Tesla's driver-assistance system finally reached China on May 21, but regulatory rules forced a rebrand — and full functionality is still months away.

Tesla's Level 2 driver-assistance system is now live in China, but you won't find "FSD" anywhere on the local website. The company officially launched what it's calling "Tesla Assisted Driving" on May 21, 2026 — the first time Tesla has formally listed China as a market for the technology. The one-time fee sits at 64,000 yuan, roughly $9,420.

A name shaped by regulators

The branding isn't a marketing whim. China's Ministry of Industry and Information Technology (MIIT) banned terms like "full self-driving" and "autonomous driving" in April 2025, pushing automakers toward more cautious language. Tesla first swapped "FSD" for "Intelligent Assisted Driving" after that ruling, then landed on "Tesla Assisted Driving" this month for the formal rollout.

The system is classified as Level 2 driver assistance — the same SAE designation as Tesla FSD (Supervised) sold in the United States, meaning the driver must remain attentive with hands on the wheel at all times. Tesla's China listing notes that full functionality will be available "later," without a specific date.

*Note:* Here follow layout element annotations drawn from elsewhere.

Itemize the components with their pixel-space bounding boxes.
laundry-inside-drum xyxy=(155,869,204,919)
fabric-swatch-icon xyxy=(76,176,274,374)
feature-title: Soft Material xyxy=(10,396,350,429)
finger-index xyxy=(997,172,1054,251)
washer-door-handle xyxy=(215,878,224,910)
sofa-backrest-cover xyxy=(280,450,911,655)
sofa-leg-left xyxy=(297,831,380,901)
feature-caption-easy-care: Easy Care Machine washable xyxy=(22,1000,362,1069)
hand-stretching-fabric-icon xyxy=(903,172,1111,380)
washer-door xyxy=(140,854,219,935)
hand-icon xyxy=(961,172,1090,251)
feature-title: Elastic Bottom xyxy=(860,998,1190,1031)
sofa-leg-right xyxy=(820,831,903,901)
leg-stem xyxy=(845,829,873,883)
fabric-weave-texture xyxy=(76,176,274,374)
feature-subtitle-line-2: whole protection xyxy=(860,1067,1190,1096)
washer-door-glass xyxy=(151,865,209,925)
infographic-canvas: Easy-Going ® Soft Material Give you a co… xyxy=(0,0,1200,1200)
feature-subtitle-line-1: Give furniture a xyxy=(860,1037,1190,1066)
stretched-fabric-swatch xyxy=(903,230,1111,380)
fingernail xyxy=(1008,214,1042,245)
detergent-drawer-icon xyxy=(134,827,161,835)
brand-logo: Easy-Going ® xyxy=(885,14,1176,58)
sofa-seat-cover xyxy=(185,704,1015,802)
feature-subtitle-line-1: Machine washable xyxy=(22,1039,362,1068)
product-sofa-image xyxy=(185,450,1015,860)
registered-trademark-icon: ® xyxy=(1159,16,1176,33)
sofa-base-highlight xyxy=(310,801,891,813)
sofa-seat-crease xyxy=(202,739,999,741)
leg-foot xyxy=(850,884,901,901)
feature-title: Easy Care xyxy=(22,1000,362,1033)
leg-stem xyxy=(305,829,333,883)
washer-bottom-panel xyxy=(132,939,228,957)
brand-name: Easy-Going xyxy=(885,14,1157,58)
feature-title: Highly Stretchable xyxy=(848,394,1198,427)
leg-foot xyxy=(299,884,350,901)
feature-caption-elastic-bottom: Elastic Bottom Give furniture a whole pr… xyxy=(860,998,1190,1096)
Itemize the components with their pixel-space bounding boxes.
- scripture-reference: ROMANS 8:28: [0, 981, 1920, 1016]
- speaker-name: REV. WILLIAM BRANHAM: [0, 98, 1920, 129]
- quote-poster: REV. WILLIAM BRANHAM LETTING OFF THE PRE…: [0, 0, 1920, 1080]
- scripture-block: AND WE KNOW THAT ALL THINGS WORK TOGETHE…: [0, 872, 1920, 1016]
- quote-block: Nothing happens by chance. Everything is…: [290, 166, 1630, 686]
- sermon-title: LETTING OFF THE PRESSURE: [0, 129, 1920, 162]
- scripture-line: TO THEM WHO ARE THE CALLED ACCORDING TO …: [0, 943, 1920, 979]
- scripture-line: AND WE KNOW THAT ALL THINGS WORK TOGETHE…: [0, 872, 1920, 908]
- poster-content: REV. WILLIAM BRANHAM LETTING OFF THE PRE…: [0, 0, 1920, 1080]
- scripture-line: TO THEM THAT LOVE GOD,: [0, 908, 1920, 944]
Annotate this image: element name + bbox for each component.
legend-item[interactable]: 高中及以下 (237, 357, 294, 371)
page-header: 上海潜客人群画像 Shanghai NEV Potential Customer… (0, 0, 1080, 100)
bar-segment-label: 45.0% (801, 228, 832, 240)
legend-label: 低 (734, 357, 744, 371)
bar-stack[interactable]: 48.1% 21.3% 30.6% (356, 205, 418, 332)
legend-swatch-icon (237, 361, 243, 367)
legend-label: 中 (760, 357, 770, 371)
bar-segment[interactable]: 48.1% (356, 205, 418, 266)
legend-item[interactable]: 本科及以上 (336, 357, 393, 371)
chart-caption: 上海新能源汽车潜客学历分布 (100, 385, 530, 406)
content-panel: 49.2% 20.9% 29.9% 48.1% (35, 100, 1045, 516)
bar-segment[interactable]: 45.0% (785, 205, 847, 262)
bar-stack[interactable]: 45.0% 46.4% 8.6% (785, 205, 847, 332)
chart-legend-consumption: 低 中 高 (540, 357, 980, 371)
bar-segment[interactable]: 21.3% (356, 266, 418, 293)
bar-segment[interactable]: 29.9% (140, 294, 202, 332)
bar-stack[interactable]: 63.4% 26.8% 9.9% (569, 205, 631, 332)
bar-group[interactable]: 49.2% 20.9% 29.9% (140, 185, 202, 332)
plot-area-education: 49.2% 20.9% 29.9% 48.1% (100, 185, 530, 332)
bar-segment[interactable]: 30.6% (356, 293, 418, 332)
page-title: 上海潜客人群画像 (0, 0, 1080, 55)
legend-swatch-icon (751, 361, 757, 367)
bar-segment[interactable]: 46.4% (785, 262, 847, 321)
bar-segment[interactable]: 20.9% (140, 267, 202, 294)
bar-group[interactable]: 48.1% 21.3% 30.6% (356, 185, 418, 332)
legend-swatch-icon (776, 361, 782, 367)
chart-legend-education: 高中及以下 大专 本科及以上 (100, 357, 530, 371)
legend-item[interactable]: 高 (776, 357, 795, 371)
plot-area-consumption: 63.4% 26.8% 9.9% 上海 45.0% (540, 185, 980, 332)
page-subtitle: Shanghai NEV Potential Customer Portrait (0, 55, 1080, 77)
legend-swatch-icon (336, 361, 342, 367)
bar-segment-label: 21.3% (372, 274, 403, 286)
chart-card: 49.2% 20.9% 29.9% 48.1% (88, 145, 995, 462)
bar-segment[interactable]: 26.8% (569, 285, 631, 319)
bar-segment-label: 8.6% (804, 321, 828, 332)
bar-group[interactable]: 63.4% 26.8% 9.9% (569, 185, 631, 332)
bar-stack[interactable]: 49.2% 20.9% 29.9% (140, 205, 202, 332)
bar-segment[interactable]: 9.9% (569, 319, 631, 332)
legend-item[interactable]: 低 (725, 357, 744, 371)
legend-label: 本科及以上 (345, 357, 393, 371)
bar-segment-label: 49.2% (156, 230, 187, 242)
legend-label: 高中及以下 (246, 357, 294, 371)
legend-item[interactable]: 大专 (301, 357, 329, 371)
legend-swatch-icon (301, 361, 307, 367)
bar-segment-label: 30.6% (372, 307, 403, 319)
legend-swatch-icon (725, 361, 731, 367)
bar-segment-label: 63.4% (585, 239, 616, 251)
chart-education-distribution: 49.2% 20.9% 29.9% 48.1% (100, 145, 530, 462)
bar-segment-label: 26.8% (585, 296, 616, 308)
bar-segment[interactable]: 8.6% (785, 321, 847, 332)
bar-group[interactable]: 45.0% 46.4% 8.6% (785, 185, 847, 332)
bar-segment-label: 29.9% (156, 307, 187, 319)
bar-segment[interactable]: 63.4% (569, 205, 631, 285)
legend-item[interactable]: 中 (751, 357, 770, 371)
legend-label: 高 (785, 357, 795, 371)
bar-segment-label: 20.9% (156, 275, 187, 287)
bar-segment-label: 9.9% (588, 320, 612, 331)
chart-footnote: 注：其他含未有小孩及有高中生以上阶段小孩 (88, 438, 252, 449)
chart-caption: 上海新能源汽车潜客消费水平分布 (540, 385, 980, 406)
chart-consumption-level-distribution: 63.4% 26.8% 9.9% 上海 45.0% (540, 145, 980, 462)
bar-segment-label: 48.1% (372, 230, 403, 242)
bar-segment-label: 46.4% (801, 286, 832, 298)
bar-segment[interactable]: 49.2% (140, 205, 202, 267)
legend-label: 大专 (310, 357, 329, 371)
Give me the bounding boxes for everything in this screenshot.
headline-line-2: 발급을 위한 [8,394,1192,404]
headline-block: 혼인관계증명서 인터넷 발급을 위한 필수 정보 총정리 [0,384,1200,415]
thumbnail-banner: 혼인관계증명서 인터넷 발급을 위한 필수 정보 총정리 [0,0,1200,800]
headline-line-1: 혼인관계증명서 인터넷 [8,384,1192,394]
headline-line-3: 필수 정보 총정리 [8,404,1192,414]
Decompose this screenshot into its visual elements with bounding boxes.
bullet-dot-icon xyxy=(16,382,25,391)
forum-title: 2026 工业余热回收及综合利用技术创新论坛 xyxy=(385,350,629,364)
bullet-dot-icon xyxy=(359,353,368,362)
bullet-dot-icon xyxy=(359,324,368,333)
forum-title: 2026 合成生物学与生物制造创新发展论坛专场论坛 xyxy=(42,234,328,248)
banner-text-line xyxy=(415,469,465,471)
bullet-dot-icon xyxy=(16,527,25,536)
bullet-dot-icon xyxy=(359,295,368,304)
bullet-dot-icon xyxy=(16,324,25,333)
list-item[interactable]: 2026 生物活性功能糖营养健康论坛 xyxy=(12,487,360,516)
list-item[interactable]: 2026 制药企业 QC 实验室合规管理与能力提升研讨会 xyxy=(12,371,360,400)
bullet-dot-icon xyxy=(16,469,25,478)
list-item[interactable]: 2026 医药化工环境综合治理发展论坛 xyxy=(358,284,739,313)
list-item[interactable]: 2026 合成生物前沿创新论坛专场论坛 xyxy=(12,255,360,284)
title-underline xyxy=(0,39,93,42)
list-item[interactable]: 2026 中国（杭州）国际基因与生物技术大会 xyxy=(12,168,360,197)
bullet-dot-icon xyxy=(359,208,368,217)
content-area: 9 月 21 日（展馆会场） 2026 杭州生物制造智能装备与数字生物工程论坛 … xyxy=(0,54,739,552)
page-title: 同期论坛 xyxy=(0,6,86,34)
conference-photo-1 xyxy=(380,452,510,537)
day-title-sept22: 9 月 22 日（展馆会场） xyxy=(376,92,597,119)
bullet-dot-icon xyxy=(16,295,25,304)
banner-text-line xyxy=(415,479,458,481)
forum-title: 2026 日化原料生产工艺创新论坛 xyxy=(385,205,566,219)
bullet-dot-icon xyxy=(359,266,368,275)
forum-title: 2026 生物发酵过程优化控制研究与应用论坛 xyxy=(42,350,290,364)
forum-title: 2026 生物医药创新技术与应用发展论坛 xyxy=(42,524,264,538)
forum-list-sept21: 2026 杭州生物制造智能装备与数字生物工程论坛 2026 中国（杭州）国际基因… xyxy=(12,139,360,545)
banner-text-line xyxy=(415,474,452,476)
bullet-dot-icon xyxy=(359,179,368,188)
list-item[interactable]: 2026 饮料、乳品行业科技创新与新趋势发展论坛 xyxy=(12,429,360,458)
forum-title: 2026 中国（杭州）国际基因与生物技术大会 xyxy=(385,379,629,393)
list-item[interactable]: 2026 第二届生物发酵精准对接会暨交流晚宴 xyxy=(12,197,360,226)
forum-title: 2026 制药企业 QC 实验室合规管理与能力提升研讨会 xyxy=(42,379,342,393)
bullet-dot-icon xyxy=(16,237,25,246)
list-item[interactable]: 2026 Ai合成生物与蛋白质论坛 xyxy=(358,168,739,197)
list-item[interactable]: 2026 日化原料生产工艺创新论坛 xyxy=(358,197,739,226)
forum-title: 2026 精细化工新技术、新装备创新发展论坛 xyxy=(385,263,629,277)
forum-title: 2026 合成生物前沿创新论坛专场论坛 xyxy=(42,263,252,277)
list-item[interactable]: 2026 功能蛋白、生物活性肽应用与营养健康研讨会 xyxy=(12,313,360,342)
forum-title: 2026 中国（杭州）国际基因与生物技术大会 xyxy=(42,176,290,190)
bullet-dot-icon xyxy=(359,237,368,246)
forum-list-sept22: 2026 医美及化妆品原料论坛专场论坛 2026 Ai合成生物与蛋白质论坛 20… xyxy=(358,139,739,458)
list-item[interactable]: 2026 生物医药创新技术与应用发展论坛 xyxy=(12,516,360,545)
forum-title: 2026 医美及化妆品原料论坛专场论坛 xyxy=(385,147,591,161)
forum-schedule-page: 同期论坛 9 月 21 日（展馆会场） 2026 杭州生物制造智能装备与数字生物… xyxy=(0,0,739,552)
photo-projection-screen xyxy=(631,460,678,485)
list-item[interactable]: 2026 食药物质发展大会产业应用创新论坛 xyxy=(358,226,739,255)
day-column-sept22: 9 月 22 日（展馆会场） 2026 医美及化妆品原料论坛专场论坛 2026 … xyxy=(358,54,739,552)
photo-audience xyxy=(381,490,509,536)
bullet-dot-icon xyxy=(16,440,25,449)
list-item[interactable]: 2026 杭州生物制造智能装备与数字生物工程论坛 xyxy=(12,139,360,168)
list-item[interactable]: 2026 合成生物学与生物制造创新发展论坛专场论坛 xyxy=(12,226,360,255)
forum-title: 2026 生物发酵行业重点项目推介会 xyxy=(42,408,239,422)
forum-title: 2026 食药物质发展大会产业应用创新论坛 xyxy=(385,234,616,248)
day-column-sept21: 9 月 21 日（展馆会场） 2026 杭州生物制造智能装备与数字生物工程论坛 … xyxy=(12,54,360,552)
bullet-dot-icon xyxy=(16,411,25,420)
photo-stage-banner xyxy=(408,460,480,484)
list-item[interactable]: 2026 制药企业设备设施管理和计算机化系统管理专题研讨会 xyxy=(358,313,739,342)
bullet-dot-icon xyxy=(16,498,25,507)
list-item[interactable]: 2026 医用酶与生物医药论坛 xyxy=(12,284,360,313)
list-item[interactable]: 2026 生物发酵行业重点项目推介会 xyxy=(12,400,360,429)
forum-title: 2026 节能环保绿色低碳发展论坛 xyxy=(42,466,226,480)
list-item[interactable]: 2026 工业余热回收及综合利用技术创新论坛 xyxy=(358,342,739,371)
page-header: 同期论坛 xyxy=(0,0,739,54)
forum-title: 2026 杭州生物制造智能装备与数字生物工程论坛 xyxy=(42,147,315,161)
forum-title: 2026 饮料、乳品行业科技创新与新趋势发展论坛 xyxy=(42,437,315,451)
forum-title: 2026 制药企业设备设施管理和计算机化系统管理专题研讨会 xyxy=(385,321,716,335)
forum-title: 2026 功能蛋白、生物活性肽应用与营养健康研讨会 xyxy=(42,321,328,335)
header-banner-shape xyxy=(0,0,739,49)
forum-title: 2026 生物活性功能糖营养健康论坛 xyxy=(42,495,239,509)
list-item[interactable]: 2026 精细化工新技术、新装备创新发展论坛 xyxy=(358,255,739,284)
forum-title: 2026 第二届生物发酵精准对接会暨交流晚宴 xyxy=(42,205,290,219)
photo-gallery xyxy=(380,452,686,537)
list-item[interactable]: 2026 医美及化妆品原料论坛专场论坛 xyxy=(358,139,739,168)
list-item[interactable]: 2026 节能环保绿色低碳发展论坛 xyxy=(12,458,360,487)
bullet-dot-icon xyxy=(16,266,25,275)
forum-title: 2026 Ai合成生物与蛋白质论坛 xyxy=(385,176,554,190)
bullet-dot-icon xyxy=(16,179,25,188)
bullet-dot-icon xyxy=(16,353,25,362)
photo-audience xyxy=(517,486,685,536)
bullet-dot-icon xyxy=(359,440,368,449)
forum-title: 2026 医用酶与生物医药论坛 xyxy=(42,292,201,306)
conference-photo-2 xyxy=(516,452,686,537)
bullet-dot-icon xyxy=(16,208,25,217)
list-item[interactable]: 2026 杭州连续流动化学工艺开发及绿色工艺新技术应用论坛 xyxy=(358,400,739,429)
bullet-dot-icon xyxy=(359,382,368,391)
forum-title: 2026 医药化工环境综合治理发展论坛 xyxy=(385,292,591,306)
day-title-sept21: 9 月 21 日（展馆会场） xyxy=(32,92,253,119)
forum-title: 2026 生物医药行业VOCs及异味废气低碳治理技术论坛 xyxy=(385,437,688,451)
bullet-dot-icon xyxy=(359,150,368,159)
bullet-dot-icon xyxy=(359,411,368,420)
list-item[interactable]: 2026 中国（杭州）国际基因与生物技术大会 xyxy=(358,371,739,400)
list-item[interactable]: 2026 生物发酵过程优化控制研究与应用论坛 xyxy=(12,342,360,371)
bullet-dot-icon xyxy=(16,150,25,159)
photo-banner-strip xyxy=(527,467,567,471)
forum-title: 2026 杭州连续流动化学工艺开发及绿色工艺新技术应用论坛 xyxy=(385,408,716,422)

What this means for the US product

For owners in the United States, the China launch changes nothing. Tesla FSD (Supervised) has been available here for years, now priced at $99/month via subscription after Tesla discontinued the one-time purchase option globally in February 2026. China is the notable exception: the one-time purchase model remains, apparently due to local regulatory constraints rather than any shift in global pricing strategy.

Tesla is targeting broader regulatory clearance in China — what the company calls full approval beyond the current supervised rollout — by Q3 2026, per comments made on its April 23 earnings call.

Still a work in progress

Tesla China posted several job listings this week tied to autonomous driving system testing, suggesting active development continues ahead of that Q3 target. The company acknowledged that the system will need further adaptation to China's road conditions and regulatory framework before wider deployment.

For now, the Chinese version of the feature carries a new name, a legacy pricing model, and a promise of more capability to come — a pattern that will look familiar to anyone who has followed Tesla's driver-assistance rollout in the US over the past several years.